NeighborNet produces splits graphs based on distances between the taxa, rather than using the original character data. This approach can produce what we might call inconsequential splits in the graph — that is, splits that are not explicitly supported by the character data. Here, I present a simple example to illustrate the extent to which this can occur.

The data are taken from: Nanette Thomas, Jeremy J. Bruhl, Andrew Ford, Peter H. Weston (2014) Molecular dating of Winteraceae reveals a complex biogeographical history involving both ancient Gondwanan vicariance and long-distance dispersal. Journal of Biogeography 41: 894-904.

This dataset consists of a set of eight morphological features of the pollen from 31 extant plant taxa plus two fossil samples, as shown in this data matrix:

T_lanceolata        00111011
T_stipitata         00111011
T_purpurescens      00111011
T_xerophila_x       00111011
T_xerophila_r       00111011
T_vickeriana        00111011
T_glaucifolia       00111011
T_membranea         00111011
T_insipida          00111011
T_perrieri          00111010
D_winteri           00111010
D_grenadensis       00111010
B_comptonii         00011010
B_howeana           00011010
B_semicarpoides     00011010
B_whiteana          00011010
B_queenslandiana_q  00011010
B_queenslandiana_1  00011010
P_axillaris         00011011
P_colorata          00011011
Pseudowinterapollis 00011011
B_pancheri          01001011
Harrisipollenites   01001100
Z_acsmithii         01001101
E_stipitatum        01001101
Z_bicolor           01001101
Z_balansae          11001101
C_dinisii           1-111101
C_madagascariensis  1-111101
W_salutaris         1-111101
P_macranthum        1-111101
C_ekmanii           1-111101
C_winterana         1-111101

Note that there are only nine groups of taxa (separated by the dashed lines) — within each group the data are identical.
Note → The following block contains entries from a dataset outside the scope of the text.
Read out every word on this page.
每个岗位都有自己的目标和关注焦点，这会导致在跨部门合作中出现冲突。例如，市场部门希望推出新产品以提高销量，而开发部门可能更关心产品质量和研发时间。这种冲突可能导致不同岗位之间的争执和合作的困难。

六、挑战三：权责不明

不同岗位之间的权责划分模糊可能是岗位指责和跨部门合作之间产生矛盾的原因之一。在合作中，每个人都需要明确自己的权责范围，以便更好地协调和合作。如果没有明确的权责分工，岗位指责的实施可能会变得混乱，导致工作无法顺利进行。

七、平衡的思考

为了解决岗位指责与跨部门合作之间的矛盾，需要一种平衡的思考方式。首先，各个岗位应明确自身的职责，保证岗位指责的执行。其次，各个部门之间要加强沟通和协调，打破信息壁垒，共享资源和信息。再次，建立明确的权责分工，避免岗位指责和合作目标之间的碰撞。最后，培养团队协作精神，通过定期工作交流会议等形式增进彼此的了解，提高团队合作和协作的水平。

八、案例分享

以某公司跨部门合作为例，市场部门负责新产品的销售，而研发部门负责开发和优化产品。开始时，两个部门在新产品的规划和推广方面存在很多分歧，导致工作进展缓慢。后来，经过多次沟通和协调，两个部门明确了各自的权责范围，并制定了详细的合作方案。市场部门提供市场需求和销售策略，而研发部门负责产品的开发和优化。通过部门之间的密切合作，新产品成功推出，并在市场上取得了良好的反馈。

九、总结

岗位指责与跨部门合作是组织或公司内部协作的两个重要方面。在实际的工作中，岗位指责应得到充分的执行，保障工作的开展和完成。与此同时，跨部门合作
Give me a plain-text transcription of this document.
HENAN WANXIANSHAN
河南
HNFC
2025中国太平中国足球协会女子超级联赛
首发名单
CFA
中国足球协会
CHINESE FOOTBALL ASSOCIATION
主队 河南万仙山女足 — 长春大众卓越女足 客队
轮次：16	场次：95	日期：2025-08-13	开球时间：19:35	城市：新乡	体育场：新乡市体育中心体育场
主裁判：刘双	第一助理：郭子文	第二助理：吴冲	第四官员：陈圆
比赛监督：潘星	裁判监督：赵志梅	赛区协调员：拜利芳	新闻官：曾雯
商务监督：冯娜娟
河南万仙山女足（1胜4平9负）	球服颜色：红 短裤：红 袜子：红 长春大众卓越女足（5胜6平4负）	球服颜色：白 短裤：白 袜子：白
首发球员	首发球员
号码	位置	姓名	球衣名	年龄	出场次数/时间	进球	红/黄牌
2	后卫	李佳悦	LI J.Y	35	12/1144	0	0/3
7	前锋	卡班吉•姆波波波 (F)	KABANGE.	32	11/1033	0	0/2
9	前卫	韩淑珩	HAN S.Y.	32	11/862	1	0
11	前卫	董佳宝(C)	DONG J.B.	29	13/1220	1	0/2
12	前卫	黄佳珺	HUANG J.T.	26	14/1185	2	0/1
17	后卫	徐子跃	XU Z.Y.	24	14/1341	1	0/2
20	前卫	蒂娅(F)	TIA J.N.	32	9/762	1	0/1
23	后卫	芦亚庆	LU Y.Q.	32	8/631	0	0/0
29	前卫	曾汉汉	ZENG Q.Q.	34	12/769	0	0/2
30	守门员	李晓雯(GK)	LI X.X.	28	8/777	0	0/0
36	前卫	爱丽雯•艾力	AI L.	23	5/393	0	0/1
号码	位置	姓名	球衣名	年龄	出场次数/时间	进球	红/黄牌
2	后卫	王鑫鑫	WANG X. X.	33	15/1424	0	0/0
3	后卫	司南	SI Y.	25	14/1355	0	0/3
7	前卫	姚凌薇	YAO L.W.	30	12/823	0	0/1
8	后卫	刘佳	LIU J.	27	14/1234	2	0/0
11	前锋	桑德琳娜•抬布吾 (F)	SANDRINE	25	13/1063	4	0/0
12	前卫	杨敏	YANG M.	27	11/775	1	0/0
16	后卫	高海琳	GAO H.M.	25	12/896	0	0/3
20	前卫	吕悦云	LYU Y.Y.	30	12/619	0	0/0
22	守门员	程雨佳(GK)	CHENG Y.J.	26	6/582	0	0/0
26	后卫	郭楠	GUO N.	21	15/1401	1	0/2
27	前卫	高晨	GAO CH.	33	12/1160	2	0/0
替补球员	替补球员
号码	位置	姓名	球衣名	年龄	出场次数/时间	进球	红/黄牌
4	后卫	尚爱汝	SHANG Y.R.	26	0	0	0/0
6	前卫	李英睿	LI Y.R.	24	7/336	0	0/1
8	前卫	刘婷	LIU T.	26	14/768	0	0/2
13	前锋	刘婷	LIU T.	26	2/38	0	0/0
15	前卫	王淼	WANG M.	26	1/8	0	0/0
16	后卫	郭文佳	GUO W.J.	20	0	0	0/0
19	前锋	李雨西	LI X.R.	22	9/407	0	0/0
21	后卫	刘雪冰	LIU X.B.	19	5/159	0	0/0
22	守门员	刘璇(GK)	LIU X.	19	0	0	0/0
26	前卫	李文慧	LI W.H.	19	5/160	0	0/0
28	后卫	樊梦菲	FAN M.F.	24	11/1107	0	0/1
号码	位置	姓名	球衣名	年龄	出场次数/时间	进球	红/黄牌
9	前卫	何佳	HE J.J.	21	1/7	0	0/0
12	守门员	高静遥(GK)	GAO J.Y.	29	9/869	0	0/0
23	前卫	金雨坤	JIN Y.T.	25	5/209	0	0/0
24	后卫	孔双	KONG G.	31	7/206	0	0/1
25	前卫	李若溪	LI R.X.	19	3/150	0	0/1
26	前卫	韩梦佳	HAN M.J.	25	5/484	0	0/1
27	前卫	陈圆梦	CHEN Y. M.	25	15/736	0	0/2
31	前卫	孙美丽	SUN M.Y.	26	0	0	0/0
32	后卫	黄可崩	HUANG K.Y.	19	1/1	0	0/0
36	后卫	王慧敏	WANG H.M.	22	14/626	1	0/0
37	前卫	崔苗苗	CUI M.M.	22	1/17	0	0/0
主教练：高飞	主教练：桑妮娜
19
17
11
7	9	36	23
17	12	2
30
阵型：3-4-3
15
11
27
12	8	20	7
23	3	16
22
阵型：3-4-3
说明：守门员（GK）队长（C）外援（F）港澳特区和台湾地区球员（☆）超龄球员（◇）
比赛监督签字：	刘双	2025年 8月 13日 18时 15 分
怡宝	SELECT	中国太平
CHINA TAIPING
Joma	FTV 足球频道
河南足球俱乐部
Each character has two states: present / absent.

The resulting NeighborNet, as produced by default using the SplitsTree4 program, is shown in the first graph.

As expected, the taxa form nine groups. There are a number of apparently well-supported splits (ie. with long edges) separating these groups. There are also a number of smaller splits, and a whole series of very tiny splits. None of these latter two groupings are explicitly present in the dataset — the only splits supported by the characters are plotted onto the graph using the character numbers. (Note that character 5 is uninformative.)

The series of very tiny splits are present throughout the graph as extremely short edges. For example, a detailed view of the bottom left-hand corner of the graph is shown in the next figure.

Note that these six taxa have identical character data, and therefore their separation into four groups is entirely an artifact of the NeighborNet algorithm.

So, one needs to be careful when interpreting small splits in such a graph — they may have biologiocal support and they may not.